Pergunta - Existe algum desvio de conduta em sua família? Algum antecedente?

Resposta – Sim. Minha mãe garante que meu pai era um número ordinal.

Pergunta - A frieza de seus métodos chocou a opinião pública. Como era seu modus operandi?

Resposta – (Sem demonstrar emoção alguma) Eu variava: às vezes amputava com precisão cirúrgica a crase das preposições, ou fazia o contrário: assediava uma letra e introduzia nela uma crase indevida até o fim. Houve vezes em que imobilizei as sílabas e as separei indiscriminadamente com hifens cortantes. Gostava também de abreviar a vida das formas pronominais. Já viu como o “vc” se popularizou? É marca registrada minha. Ah, e não podia ver passar as normas de estilo. Aquela pose aristocrática me deixava louco. Era ver uma norma e eu já afiava minha cedilha.

Pergunta - E você tentava conjunção com suas vítimas?

Resposta – (Acabrunhado) Não. Minha relação com elas era apenas verbo-nominal. (Ajeita novamente o cabelo) Nunca em minha vida eu tive uma experiência conjuntiva.

Pergunta - Você vai cumprir pena no presídio ou no hospital psiquiátrico?
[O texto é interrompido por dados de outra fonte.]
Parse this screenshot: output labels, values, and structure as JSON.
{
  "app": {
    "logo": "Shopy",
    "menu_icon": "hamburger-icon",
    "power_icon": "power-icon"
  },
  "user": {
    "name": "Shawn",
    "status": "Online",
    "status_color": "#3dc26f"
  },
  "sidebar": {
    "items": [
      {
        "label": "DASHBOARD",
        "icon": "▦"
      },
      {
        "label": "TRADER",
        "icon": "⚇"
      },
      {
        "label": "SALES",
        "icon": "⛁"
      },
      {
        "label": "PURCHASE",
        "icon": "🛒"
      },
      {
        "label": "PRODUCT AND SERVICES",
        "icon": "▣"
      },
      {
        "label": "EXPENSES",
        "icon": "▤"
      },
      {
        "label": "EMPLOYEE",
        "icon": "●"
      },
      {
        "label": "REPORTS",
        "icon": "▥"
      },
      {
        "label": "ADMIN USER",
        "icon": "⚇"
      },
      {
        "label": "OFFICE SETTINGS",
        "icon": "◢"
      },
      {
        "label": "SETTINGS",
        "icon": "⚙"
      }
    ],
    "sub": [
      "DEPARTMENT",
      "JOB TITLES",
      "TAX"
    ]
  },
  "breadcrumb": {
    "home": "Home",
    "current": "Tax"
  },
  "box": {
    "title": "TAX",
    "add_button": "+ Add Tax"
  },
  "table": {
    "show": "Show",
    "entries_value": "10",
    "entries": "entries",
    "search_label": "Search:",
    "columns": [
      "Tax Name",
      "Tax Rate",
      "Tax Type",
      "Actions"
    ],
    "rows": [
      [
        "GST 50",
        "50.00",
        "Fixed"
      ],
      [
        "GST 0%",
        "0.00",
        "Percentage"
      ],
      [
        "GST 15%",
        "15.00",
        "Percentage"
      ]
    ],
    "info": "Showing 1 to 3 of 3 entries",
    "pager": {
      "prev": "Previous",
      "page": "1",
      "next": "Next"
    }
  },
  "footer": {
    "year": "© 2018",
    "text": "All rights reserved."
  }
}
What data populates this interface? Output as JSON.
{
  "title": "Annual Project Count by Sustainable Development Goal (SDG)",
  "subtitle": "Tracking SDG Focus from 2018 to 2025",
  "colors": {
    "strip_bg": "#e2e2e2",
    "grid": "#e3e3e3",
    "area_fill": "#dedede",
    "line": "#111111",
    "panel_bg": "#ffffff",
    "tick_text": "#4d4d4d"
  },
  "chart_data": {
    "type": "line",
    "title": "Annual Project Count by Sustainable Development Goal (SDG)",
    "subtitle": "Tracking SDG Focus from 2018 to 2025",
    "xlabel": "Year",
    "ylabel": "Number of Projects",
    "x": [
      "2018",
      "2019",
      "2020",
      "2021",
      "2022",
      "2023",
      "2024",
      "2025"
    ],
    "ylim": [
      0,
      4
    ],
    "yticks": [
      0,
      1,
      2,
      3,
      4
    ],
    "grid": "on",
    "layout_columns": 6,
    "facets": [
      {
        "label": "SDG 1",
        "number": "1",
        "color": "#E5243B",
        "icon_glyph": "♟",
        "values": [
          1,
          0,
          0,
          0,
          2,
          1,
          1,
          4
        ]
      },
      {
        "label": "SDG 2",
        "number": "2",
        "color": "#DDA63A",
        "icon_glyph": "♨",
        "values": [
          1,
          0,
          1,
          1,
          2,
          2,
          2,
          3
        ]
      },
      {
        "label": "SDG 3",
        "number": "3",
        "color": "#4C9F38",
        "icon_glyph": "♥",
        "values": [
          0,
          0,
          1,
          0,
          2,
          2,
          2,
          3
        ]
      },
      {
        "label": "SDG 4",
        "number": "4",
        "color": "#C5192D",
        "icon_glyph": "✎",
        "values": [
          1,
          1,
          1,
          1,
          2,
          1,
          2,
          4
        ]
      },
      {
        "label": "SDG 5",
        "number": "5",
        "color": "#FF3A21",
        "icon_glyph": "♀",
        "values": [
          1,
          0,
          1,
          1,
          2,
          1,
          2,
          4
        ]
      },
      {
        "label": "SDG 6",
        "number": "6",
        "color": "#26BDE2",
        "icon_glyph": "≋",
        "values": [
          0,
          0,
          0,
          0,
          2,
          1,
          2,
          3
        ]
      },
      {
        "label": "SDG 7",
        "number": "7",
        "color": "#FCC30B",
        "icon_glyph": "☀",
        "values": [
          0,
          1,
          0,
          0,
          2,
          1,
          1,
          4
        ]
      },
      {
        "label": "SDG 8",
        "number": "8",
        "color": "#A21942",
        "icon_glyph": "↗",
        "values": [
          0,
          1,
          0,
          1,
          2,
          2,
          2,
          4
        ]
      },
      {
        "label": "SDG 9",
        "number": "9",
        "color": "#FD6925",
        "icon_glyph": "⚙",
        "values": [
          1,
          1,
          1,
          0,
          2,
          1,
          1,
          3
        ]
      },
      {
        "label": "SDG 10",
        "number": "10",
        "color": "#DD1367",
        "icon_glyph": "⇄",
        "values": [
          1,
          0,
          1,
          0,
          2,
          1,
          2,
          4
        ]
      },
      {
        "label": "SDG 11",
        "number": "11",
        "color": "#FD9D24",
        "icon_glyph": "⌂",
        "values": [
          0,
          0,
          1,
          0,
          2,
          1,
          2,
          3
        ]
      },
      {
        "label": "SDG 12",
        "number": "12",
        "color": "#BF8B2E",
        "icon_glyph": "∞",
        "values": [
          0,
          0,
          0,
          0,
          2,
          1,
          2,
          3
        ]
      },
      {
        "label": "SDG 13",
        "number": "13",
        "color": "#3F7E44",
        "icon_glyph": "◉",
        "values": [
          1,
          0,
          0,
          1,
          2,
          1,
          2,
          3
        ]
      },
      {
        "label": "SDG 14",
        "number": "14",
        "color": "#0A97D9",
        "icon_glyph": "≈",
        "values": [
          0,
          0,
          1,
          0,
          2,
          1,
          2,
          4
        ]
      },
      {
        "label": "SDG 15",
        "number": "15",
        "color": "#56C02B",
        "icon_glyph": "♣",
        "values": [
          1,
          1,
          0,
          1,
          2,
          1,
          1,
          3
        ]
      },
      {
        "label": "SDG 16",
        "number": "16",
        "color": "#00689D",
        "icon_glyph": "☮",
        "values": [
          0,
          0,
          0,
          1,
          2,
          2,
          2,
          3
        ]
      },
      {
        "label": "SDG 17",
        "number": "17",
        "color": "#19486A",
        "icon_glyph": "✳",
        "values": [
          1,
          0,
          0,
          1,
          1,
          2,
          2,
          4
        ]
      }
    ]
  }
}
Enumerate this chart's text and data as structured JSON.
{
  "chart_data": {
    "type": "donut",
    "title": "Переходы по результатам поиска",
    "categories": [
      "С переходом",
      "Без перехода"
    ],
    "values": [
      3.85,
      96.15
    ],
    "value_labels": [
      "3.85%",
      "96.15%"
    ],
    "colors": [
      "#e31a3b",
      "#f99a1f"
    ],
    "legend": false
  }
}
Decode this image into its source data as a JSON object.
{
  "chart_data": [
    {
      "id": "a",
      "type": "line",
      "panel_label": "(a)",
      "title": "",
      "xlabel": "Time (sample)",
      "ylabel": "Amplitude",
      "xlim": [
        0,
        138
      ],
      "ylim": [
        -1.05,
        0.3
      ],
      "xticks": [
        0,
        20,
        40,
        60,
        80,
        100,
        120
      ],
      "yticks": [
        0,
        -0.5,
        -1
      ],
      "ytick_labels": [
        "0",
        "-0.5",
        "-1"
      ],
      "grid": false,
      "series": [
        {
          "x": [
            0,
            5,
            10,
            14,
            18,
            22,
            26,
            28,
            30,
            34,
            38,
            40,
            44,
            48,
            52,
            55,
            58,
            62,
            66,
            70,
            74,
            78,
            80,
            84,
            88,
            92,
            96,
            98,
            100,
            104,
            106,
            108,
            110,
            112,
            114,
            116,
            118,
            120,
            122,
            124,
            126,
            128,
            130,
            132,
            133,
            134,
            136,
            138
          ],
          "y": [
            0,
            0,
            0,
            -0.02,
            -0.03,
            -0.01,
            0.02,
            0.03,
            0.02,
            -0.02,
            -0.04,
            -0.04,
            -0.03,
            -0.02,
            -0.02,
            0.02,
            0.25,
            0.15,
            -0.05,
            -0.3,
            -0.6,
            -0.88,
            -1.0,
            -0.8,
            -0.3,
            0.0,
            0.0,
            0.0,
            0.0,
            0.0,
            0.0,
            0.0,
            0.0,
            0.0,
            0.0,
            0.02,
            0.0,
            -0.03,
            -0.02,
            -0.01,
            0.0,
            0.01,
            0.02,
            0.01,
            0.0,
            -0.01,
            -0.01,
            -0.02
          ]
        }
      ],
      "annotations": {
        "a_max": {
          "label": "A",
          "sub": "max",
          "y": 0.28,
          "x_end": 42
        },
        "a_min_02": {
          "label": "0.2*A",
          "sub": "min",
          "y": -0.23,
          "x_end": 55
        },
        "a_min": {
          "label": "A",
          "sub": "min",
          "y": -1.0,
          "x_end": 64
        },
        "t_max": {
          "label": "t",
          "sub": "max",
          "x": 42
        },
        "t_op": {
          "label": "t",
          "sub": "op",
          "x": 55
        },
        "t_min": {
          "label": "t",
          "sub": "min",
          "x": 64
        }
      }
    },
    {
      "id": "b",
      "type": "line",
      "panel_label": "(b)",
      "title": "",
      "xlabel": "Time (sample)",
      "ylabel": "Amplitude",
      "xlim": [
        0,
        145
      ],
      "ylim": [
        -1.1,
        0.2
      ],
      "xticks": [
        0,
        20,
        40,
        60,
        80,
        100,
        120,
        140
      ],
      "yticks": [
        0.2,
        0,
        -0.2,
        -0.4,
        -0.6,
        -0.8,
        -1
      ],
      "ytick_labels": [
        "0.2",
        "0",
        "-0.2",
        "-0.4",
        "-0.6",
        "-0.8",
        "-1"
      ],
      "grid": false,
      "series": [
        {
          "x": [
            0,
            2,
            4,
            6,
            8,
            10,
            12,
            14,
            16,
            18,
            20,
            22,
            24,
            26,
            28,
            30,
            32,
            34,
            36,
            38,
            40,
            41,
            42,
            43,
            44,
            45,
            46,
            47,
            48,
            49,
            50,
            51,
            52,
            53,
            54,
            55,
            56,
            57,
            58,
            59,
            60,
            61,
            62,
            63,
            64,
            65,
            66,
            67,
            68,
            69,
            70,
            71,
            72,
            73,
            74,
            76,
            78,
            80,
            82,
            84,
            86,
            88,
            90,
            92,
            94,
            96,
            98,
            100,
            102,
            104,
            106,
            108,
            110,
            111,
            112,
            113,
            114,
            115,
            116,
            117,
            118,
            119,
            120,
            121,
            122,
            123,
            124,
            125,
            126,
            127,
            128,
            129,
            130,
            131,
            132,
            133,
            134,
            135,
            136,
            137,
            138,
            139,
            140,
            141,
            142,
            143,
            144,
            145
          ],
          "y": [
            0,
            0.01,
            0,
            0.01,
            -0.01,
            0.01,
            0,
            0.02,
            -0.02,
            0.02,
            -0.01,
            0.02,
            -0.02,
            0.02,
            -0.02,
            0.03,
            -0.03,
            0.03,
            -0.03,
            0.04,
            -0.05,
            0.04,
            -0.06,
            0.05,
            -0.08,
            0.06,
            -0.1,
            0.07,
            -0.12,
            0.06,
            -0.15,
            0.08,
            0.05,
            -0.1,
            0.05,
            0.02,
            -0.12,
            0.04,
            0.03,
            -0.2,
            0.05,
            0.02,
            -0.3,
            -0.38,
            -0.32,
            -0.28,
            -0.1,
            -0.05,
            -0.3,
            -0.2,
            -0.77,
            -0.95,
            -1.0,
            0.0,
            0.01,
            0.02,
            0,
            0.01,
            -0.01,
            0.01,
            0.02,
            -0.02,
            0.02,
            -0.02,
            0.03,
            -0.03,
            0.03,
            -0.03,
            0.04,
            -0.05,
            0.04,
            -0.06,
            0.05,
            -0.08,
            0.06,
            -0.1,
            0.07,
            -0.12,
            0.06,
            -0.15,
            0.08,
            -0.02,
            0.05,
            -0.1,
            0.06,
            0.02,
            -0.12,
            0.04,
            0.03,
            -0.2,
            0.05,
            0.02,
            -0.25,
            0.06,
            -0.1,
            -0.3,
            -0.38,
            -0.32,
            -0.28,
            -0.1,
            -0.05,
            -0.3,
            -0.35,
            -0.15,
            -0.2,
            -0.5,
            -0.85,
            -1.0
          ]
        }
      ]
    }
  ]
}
Resposta – Meu advogado alegou insanidade. Assim, deverei passar por várias sessões de análise sintática.

Pergunta - Você tem algo a dizer à família de suas vítimas? Arrepende-se dos crimes que cometeu?

Resposta – (Afrouxa a gola) Sim, eu poderia até me desculpar junto à família linguística indo-europeia, da qual nasceu o Português. Mas como receio que ela faça uma incorreta interpretação do texto, vou poupar o meu latim. E quanto a arrependimento, não, eu não arrependo-me. (Um repentino brilho no olhar). Na verdade sim, mas não resisti a utilizar essa ênclise inapropriadamente! (Neste ponto os guardas imobilizam o entrevistado com uma mordaça de força. Fim da entrevista.)